Pusty przebieg

 

To nieprawda, że wszystkie mecze zakończone bezbramkowym remisem są nudne i „ciężkostrawne”. Wprawdzie do piątkowego starcia w spotkaniach rozgrywanych w Lubinie między tymi zespołami średnio padały trzy gole, a teraz obaj bramkarze ani razu nie skapitulowali, lecz mimo to kibice nie mogli narzekać na brak emocji.
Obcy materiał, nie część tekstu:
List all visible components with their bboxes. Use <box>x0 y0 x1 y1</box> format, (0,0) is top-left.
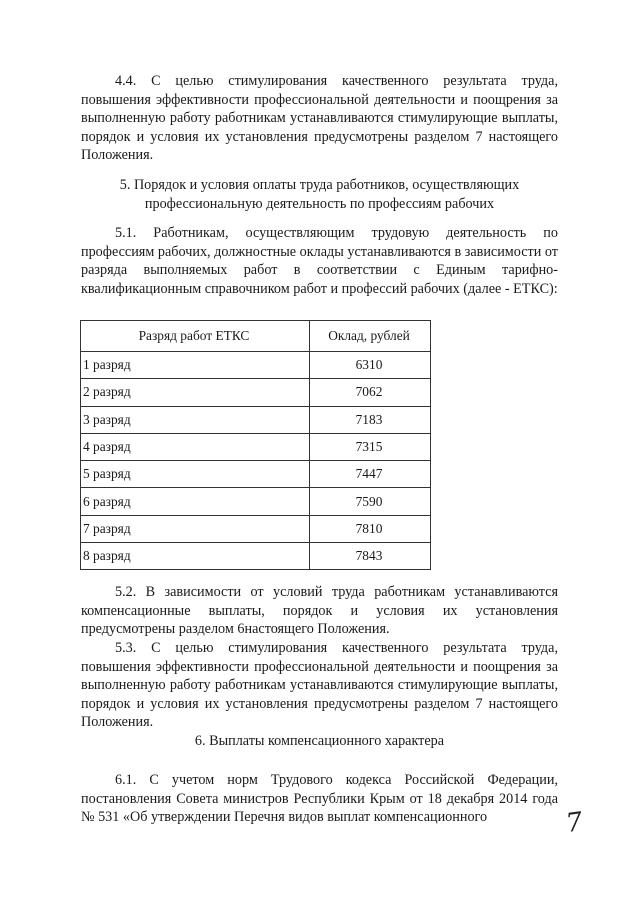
header-salary: Оклад, рублей <box>310 321 431 352</box>
grade-cell: 7 разряд <box>81 515 310 542</box>
salary-cell: 7590 <box>310 488 431 515</box>
grade-cell: 2 разряд <box>81 379 310 406</box>
grade-cell: 3 разряд <box>81 406 310 433</box>
paragraph-6-1: 6.1. С учетом норм Трудового кодекса Российской Федерации, постановления Совета министров Республики Крым от 18 декабря 2014 года № 531 «Об утверждении Перечня видов выплат компенсационного <box>81 772 558 826</box>
paragraph-5-2: 5.2. В зависимости от условий труда работникам устанавливаются компенсационные выплаты, порядок и условия их установления предусмотрены разделом 6настоящего Положения. <box>81 584 558 638</box>
salary-cell: 7183 <box>310 406 431 433</box>
paragraph-4-4: 4.4. С целью стимулирования качественного результата труда, повышения эффективности профессиональной деятельности и поощрения за выполненную работу работникам устанавливаются стимулирующие выплаты, порядок и условия их установления предусмотрены разделом 7 настоящего Положения. <box>81 73 558 164</box>
paragraph-5-1: 5.1. Работникам, осуществляющим трудовую деятельность по профессиям рабочих, должностные оклады устанавливаются в зависимости от разряда выполняемых работ в соответствии с Единым тарифно-квалификационным справочником работ и профессий рабочих (далее - ЕТКС): <box>81 225 558 297</box>
page-number: 7 <box>563 806 585 840</box>
table-row <box>81 488 431 515</box>
salary-cell: 7062 <box>310 379 431 406</box>
paragraph-5-3: 5.3. С целью стимулирования качественного результата труда, повышения эффективности профессиональной деятельности и поощрения за выполненную работу работникам устанавливаются стимулирующие выплаты, порядок и условия их установления предусмотрены разделом 7 настоящего Положения. <box>81 640 558 731</box>
grade-cell: 4 разряд <box>81 433 310 460</box>
table-row <box>81 406 431 433</box>
table-header-row <box>81 321 431 352</box>
table-row <box>81 352 431 379</box>
table-row <box>81 543 431 570</box>
table-row <box>81 515 431 542</box>
salary-cell: 7315 <box>310 433 431 460</box>
table-row <box>81 379 431 406</box>
header-grade: Разряд работ ЕТКС <box>81 321 310 352</box>
grade-cell: 5 разряд <box>81 461 310 488</box>
table-row <box>81 461 431 488</box>
salary-cell: 7447 <box>310 461 431 488</box>
grade-cell: 1 разряд <box>81 352 310 379</box>
grade-cell: 8 разряд <box>81 543 310 570</box>
salary-cell: 7843 <box>310 543 431 570</box>
section-6-heading: 6. Выплаты компенсационного характера <box>194 733 445 749</box>
salary-cell: 7810 <box>310 515 431 542</box>
section-5-heading-line-2: профессиональную деятельность по профессиям рабочих <box>144 195 495 212</box>
section-5-heading <box>81 176 558 213</box>
grade-cell: 6 разряд <box>81 488 310 515</box>
salary-cell: 6310 <box>310 352 431 379</box>
section-5-heading-line-1: 5. Порядок и условия оплаты труда работников, осуществляющих <box>119 177 520 193</box>
table-row <box>81 433 431 460</box>
etks-salary-table <box>80 320 431 570</box>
Mielczanie zdobyty punkt w lwiej części zawdzięczają swojemu golkiperowi, Mateuszowi Kochalskiemu, który z każdej opresji wychodził obronną ręką. Najbardziej spocił się w 33 minucie, gdy najpierw sparował strzał Dawida Kurminowskiego z pola karnego, a potem złapał dobitkę Marko Poletanovicia. Poza tym w 24 minucie w sukurs przyszła mu poprzeczka po główce Aleksa Ławniczaka. Stal najbliżej zdobycia gola była w 86 minucie, gdy Krzysztof Wołkowicz huknął z dystansu i futbolówka odbiła się od poprzeczki.

– Przygotowując się zimą do rundy wiosennej pracowaliśmy nad poprawą gry w obronie i efekt jest taki, że straciliśmy tylko cztery gole w tej rundzie – cieszył się trener Stali, Kamil Kiereś. – Dopisaliśmy 13 punktów wiosną i szanujemy również ten zdobyty dziś. Według mnie był to typowy mecz na remis. Posiadanie piłki było podobne, ale może trochę więcej sytuacji stworzyło sobie Zagłębie – ocenił szkoleniowiec z Mielca. – Nie zdobyliśmy gola i nie wygraliśmy, ale myślę, że był to solidny mecz w naszym wykonaniu. Szkoda, że nie zdobyliśmy gola. Okazje ku temu były, szczególnie w I połowie – stwierdził trener Zagłębia, Waldemar Fornalik.